John Shaifer, Founder, Director- Mentoring Program Director, Director KIPP Charter School Partnership
About five years ago, a young man in one of my 8th grade classes took my breath away. I had asked the class what it meant when, as someone was talking, you looked them in the eye. I’ll admit that I had an answer in mind, I wanted the students to say, “When you look someone in the eye when they talk, you are showing them respect.” Isaiah’s response was startling. He said, “It means you respect what they have to say.” Now, to many of you this might not seem profound, but because I have spent so much time with students who don’t believe they have anything worthy to say, who have failed or nearly failed their whole academic careers, I know that respect for the intellect of such a person, or any person for that matter, is priceless.
In her article, Your Sense of Agency: Are You in Control of Your Life? Mary Lamia, Ph.D. opens this way:
"Your ability to take action, be effective, influence your own life, and assume responsibility for your behavior are important elements in what you bring to a relationship (any relationship). This sense of agency is essential for you to feel in control of your life: to believe in your capacity to influence your own thoughts and behavior, and have faith in your ability to handle a wide range of tasks or situations. Having a sense of agency influences your stability as a separate person; it is your capacity to be psychologically stable, yet resilient or flexible, in the face of conflict or change (Mary Lamia)."

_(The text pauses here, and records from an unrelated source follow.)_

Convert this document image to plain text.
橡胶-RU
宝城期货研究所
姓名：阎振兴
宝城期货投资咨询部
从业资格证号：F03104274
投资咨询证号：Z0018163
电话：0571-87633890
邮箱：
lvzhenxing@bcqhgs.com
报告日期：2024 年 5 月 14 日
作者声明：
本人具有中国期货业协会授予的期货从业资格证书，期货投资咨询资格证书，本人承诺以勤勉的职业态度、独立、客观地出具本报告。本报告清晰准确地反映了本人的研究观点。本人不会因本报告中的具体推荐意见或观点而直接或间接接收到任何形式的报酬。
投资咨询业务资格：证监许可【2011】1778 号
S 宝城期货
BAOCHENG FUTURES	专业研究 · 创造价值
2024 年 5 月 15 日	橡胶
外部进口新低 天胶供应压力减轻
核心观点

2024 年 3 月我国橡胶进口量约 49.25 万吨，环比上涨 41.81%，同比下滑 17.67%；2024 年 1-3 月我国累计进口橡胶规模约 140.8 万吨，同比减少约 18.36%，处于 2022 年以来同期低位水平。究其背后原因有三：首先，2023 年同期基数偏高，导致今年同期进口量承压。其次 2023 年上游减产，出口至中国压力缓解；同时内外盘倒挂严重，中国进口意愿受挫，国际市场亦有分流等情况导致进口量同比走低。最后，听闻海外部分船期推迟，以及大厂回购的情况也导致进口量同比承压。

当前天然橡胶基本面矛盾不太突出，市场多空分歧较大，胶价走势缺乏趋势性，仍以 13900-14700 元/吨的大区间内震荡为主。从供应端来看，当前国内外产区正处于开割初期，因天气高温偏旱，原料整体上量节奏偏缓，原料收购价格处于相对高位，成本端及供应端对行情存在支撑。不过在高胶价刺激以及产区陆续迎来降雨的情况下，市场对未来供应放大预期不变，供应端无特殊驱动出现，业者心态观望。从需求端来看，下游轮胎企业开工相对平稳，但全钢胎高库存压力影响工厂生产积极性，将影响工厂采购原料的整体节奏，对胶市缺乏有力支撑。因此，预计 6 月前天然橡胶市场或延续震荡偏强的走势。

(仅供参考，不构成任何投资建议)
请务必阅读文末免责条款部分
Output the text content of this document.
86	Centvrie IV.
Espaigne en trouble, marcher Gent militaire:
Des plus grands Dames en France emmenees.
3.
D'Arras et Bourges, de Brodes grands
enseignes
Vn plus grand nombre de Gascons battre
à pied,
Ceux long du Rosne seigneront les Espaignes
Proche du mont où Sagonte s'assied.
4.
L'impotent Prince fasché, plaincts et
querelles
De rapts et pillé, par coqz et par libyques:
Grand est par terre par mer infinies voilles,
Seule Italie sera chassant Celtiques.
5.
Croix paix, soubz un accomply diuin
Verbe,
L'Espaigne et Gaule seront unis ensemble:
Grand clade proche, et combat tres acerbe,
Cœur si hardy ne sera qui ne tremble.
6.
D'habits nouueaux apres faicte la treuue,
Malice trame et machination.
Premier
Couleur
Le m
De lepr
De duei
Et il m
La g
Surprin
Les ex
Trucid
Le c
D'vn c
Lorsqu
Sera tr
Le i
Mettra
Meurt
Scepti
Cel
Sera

As a school Principal of a KIPP charter school, I have come to believe this concept of personal agency separates highly successful people from those who are not. It separates truly effective leaders from those who are not, or who are content to be followers. It defines the course of our lives. Some just have it. Whether they know it or not, everyone wants it.
This is the reason why I am so excited by the LightU Project. Agency can be taught, but it so rarely is. I’ve worked in education for over 30 years, I have a masters in education and my efforts with young people have always been directed at helping them to take control of their lives. It saddens me when I ask a young person about themselves, what they believe or what interests them, and all they can do is shrug. LightU offers an antidote to the shrug. It pushes kids past the shrug and awakens a sense of possibility. I’ve been doing this for young people on a small scale for my entire career. Simply put, I am thrilled to be part of a team that will offer a curriculum that is intentional, anticipates and overcomes obstacles, and helps young people to discover that they can face the world with confidence and conviction.
More than 20 years ago, I learned from a different student. Jennifer was a 7th grader at the time, and she concluded after a Civil Rights discussion in my Civics class, that real attitudinal change takes generations. We can see that she was right. I am very confident that LightU has the potential to defy the odds and change lives, and through those lives to change the world.